After solving the error in SO (like suggested) I return now for codereview. :-)
The task is to parse a huge file dblp.xml
(~800 MB) presented by DBLP. The records in this huge file do look for example like this or this. In particular:
<?xml version="1.0" encoding="ISO-8859-1"?>
<!DOCTYPE dblp SYSTEM "dblp.dtd">
<dblp>
record_1
...
record_n
</dblp>
I wrote some code, that shall get me ech tag of some records (will bes tored in a database).
I adapted this approach from an article from IBM developerWorks which refers to the article Incremental Parsing on effbot.org. Is this the correct approach for this task? Or is there a better way?
import sys
import os
import MySQLdb
from lxml import etree
def fast_iter2(context, cursor):
# Available elements are: article|inproceedings|proceedings|book|incollection|phdthesis|mastersthesis|www
elements = set(['article', 'inproceedings', 'proceedings', 'book', 'incollection', 'phdthesis', "mastersthesis", "www"])

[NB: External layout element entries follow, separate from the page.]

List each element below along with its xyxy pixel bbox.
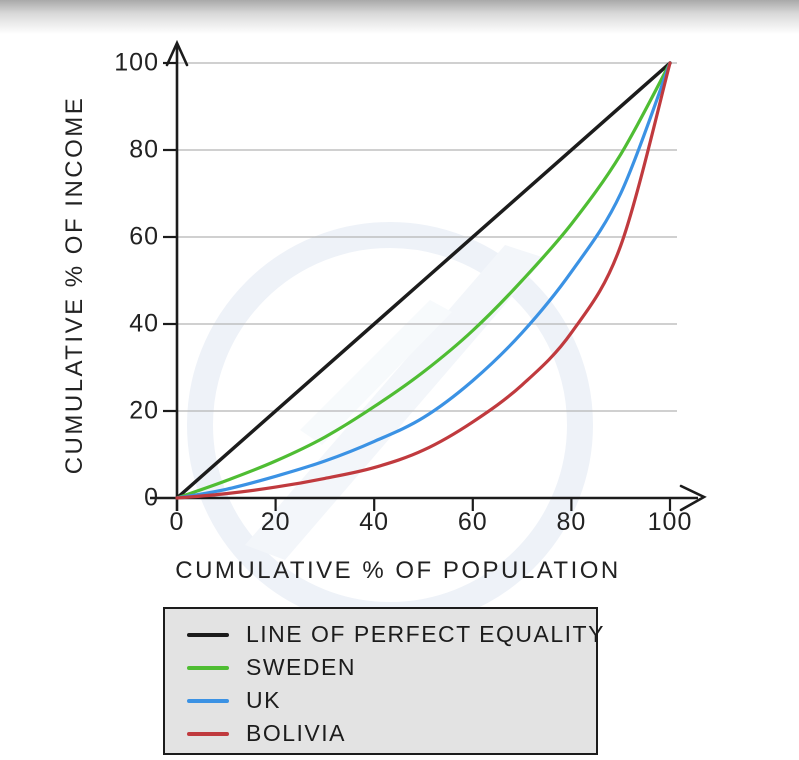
legend-item-label: UK — [246, 687, 281, 713]
series-curve-sweden — [175, 61, 672, 500]
legend-item-bolivia: BOLIVIA — [165, 717, 596, 750]
legend-item-label: SWEDEN — [246, 654, 356, 680]
series-curve-uk — [175, 61, 672, 500]
legend-item-label: BOLIVIA — [246, 720, 346, 746]
legend-line-swatch — [187, 632, 229, 637]
y-axis-arrowhead — [165, 39, 189, 67]
watermark-bolt-2 — [300, 300, 452, 445]
legend-line-swatch — [187, 665, 229, 670]
legend-item-line-of-perfect-equality: LINE OF PERFECT EQUALITY — [165, 618, 603, 651]
legend: LINE OF PERFECT EQUALITY SWEDEN UK BOLIVIA — [163, 607, 603, 755]
lorenz-chart — [150, 39, 707, 512]
legend-line-swatch — [187, 731, 229, 736]
legend-item-uk: UK — [165, 684, 596, 717]
series-curve-bolivia — [175, 61, 672, 500]
legend-line-swatch — [187, 698, 229, 703]
top-gradient-bar — [0, 0, 799, 34]
legend-item-sweden: SWEDEN — [165, 651, 596, 684]
series-curve-line-of-perfect-equality — [175, 61, 672, 500]
legend-item-label: LINE OF PERFECT EQUALITY — [246, 621, 605, 647]
x-axis-arrowhead — [679, 484, 707, 512]
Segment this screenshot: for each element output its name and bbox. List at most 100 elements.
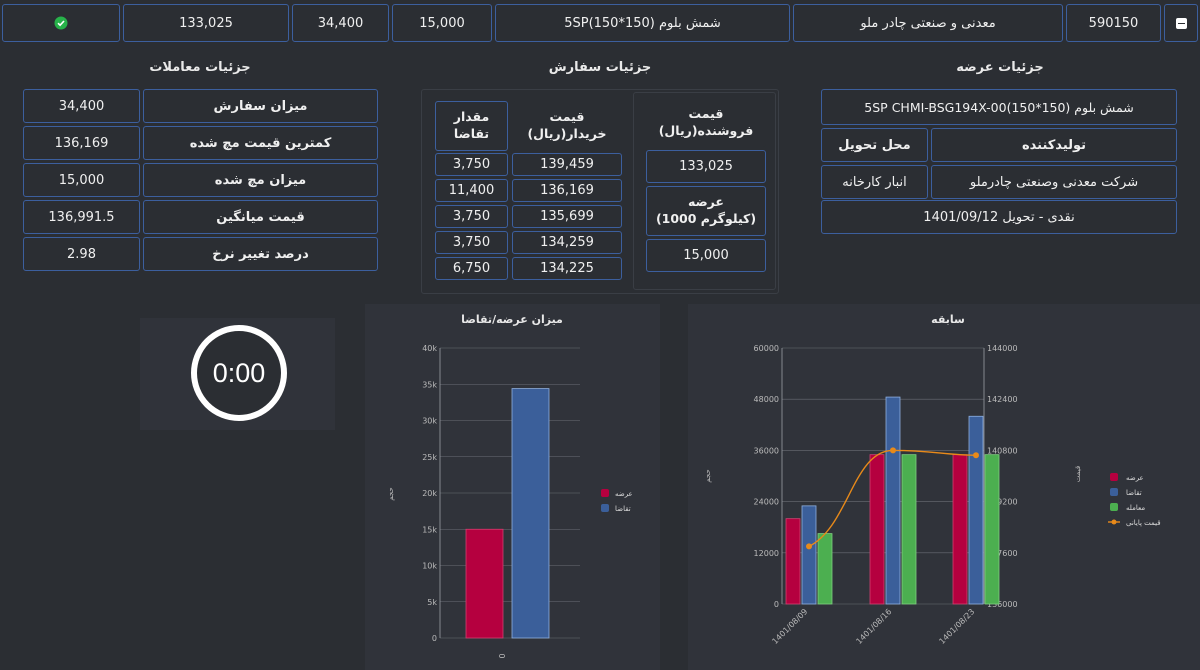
seller-column	[633, 92, 776, 290]
buyer-price-header: قیمت خریدار(ریال)	[512, 101, 622, 151]
chart1-legend-swatch	[601, 489, 609, 497]
countdown-timer: 0:00	[191, 325, 287, 421]
chart2-bar-demand	[885, 396, 901, 605]
chart2-legend-label: عرضه	[1126, 474, 1144, 482]
chart1-ytick-label: 35k	[422, 380, 437, 389]
buyer-price-4: 134,259	[512, 231, 622, 254]
chart1-ytick-label: 20k	[422, 489, 437, 498]
row-supply: 15,000	[392, 4, 492, 42]
chart1-ytick-label: 40k	[422, 344, 437, 353]
producer-header: تولیدکننده	[931, 128, 1177, 162]
demand-qty-1: 3,750	[435, 153, 508, 176]
row-price: 133,025	[123, 4, 289, 42]
chart2-xtick-label: 1401/08/16	[854, 607, 893, 646]
trade-label-4: قیمت میانگین	[143, 200, 378, 234]
chart2-legend-label: تقاضا	[1126, 489, 1142, 497]
chart2-legend-swatch	[1110, 503, 1118, 511]
trade-details-title: جزئیات معاملات	[149, 60, 251, 75]
chart2-ylabel: حجم	[704, 469, 712, 483]
row-collapse-button[interactable]	[1164, 4, 1198, 42]
trade-value-3: 15,000	[23, 163, 140, 197]
trade-label-5: درصد تغییر نرخ	[143, 237, 378, 271]
demand-qty-header: مقدار تقاضا	[435, 101, 508, 151]
chart1-ytick-label: 10k	[422, 562, 437, 571]
chart2-title: سابقه	[931, 313, 965, 326]
supply-demand-chart: میزان عرضه/تقاضا 0 5k 10k 15k 20k 25k 30k 35k 40k…	[387, 313, 633, 659]
trade-value-2: 136,169	[23, 126, 140, 160]
demand-qty-5: 6,750	[435, 257, 508, 280]
row-code: 590150	[1066, 4, 1161, 42]
chart2-bar-supply	[869, 454, 885, 605]
chart2-ytick-label: 24000	[754, 498, 779, 507]
check-circle-icon	[54, 16, 68, 30]
order-details-box	[421, 89, 779, 294]
history-chart: سابقه 0 12000 24000 36000 48000 60000 136000 137…	[704, 313, 1161, 646]
chart2-xtick-label: 1401/08/09	[770, 607, 809, 646]
chart1-ytick-label: 30k	[422, 417, 437, 426]
chart2-bar-trade	[984, 454, 1000, 605]
chart2-y2label: قیمت	[1074, 466, 1082, 482]
supply-product-name: شمش بلوم (150*150)5SP CHMI-BSG194X-00	[821, 89, 1177, 125]
chart2-final-price-point	[806, 543, 812, 550]
chart1-ytick-label: 0	[432, 634, 437, 643]
row-company: معدنی و صنعتی چادر ملو	[793, 4, 1063, 42]
buyer-price-3: 135,699	[512, 205, 622, 228]
seller-price-label: قیمت فروشنده(ریال)	[646, 99, 766, 147]
chart2-y2tick-label: 142400	[987, 395, 1018, 404]
chart2-bar-trade	[901, 454, 917, 605]
chart2-xtick-label: 1401/08/23	[937, 607, 976, 646]
demand-qty-2: 11,400	[435, 179, 508, 202]
chart1-bar-supply	[465, 528, 504, 639]
chart2-ytick-label: 60000	[754, 344, 779, 353]
row-product: شمش بلوم (150*150)5SP	[495, 4, 790, 42]
chart2-ytick-label: 0	[774, 600, 779, 609]
trade-value-4: 136,991.5	[23, 200, 140, 234]
chart2-final-price-point	[890, 447, 896, 454]
row-demand: 34,400	[292, 4, 389, 42]
chart1-legend-label: تقاضا	[615, 505, 631, 513]
row-status	[2, 4, 120, 42]
chart2-bar-supply	[952, 454, 968, 605]
chart2-y2tick-label: 140800	[987, 446, 1018, 455]
chart1-title: میزان عرضه/تقاضا	[461, 313, 563, 326]
trade-value-5: 2.98	[23, 237, 140, 271]
trade-label-2: کمترین قیمت مچ شده	[143, 126, 378, 160]
buyer-price-5: 134,225	[512, 257, 622, 280]
chart2-legend-swatch	[1110, 488, 1118, 496]
supply-amount-value: 15,000	[646, 239, 766, 272]
trade-label-1: میزان سفارش	[143, 89, 378, 123]
chart2-bar-demand	[968, 415, 984, 605]
minus-square-icon	[1175, 17, 1187, 29]
chart1-legend-label: عرضه	[615, 490, 633, 498]
producer-value: شرکت معدنی وصنعتی چادرملو	[931, 165, 1177, 199]
trade-value-1: 34,400	[23, 89, 140, 123]
trade-label-3: میزان مچ شده	[143, 163, 378, 197]
chart1-ytick-label: 5k	[427, 598, 437, 607]
chart2-legend-label: معامله	[1126, 504, 1145, 512]
order-details-title: جزئیات سفارش	[548, 60, 652, 75]
supply-amount-label: عرضه (1000 کیلوگرم)	[646, 186, 766, 236]
chart2-final-price-line	[808, 449, 977, 548]
demand-qty-4: 3,750	[435, 231, 508, 254]
chart2-ytick-label: 36000	[754, 446, 779, 455]
delivery-place-value: انبار کارخانه	[821, 165, 928, 199]
chart1-ytick-label: 15k	[422, 525, 437, 534]
settlement-value: نقدی - تحویل 1401/09/12	[821, 200, 1177, 234]
chart1-ylabel: حجم	[387, 487, 395, 501]
chart1-legend-swatch	[601, 504, 609, 512]
seller-price-value: 133,025	[646, 150, 766, 183]
chart2-legend-swatch-dot	[1111, 519, 1117, 525]
chart2-y2tick-label: 137600	[987, 549, 1018, 558]
chart2-legend-swatch	[1110, 473, 1118, 481]
chart2-bar-demand	[801, 505, 817, 605]
supply-details-title: جزئیات عرضه	[956, 60, 1044, 75]
chart2-y2tick-label: 136000	[987, 600, 1018, 609]
chart1-xtick-label: 0	[498, 653, 507, 658]
buyer-price-1: 139,459	[512, 153, 622, 176]
chart2-y2tick-label: 139200	[987, 498, 1018, 507]
delivery-header: محل تحویل	[821, 128, 928, 162]
chart2-bar-trade	[817, 533, 833, 605]
buyer-price-2: 136,169	[512, 179, 622, 202]
chart2-y2tick-label: 144000	[987, 344, 1018, 353]
chart1-ytick-label: 25k	[422, 453, 437, 462]
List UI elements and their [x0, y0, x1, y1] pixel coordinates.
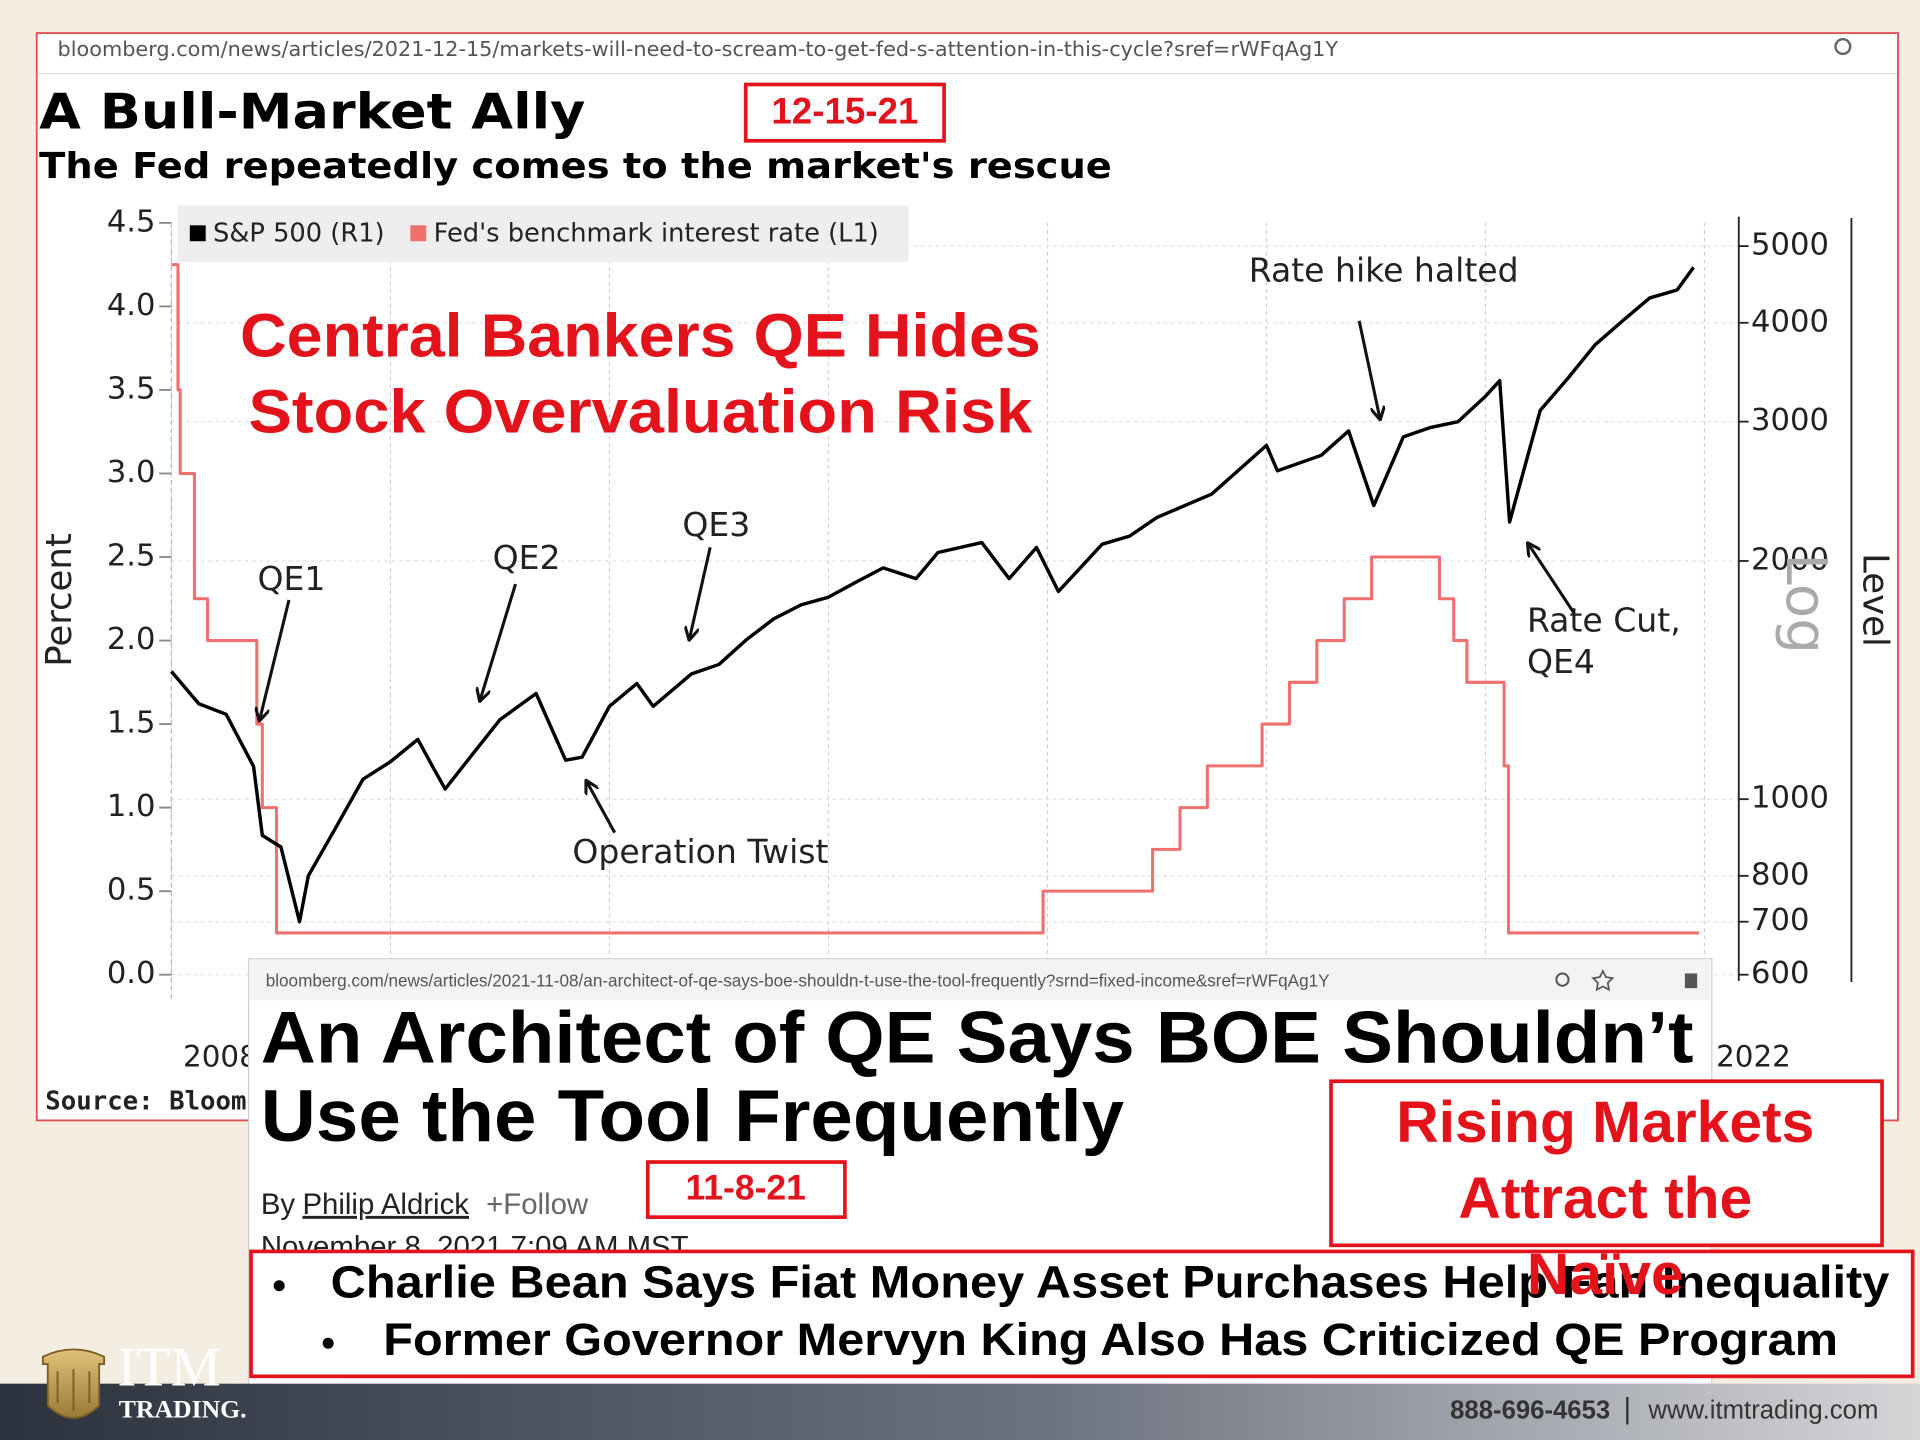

# Available tags are: author|editor|title|booktitle|pages|year|address|journal|volume|number|month|url|ee|cdrom|cite|
# publisher|note|crossref|isbn|series|school|chapter
childElements = set(["title", "booktitle", "year", "journal", "ee"])
paper = {} # represents a paper with all its tags.
authors = [] # a list of authors who have written the paper "together".
paperCounter = 0
for event, element in context:
tag = element.tag
if tag in childElements:
if element.text:
paper[tag] = element.text
# print tag, paper[tag]
elif tag == "author":
if element.text:
authors.append(element.text)
# print "AUTHOR:", authors[-1]
elif tag in elements:
paper["element"] = tag
paper["mdate"] = element.get("mdate")
paper["dblpkey"] = element.get("key")
# print tag, element.get("mdate"), element.get("key"), event
if paper["element"] in ['phdthesis', "mastersthesis", "www"]:
pass # throw away "unwanted" records.
else:
populate_database(paper, authors, cursor)
paperCounter += 1
print paperCounter
paper = {}
authors = []
# if paperCounter == 100:
# break
element.clear()
while element.getprevious() is not None:
del element.getparent()[0]
del context
def main():
cursor = connectToDatabase()
cursor.execute("""SET NAMES utf8""")
context = etree.iterparse(PATH_TO_XML, dtd_validation=True, events=("start", "end"))
fast_iter(context, cursor)
cursor.close()
if __name__ == '__main__':
main()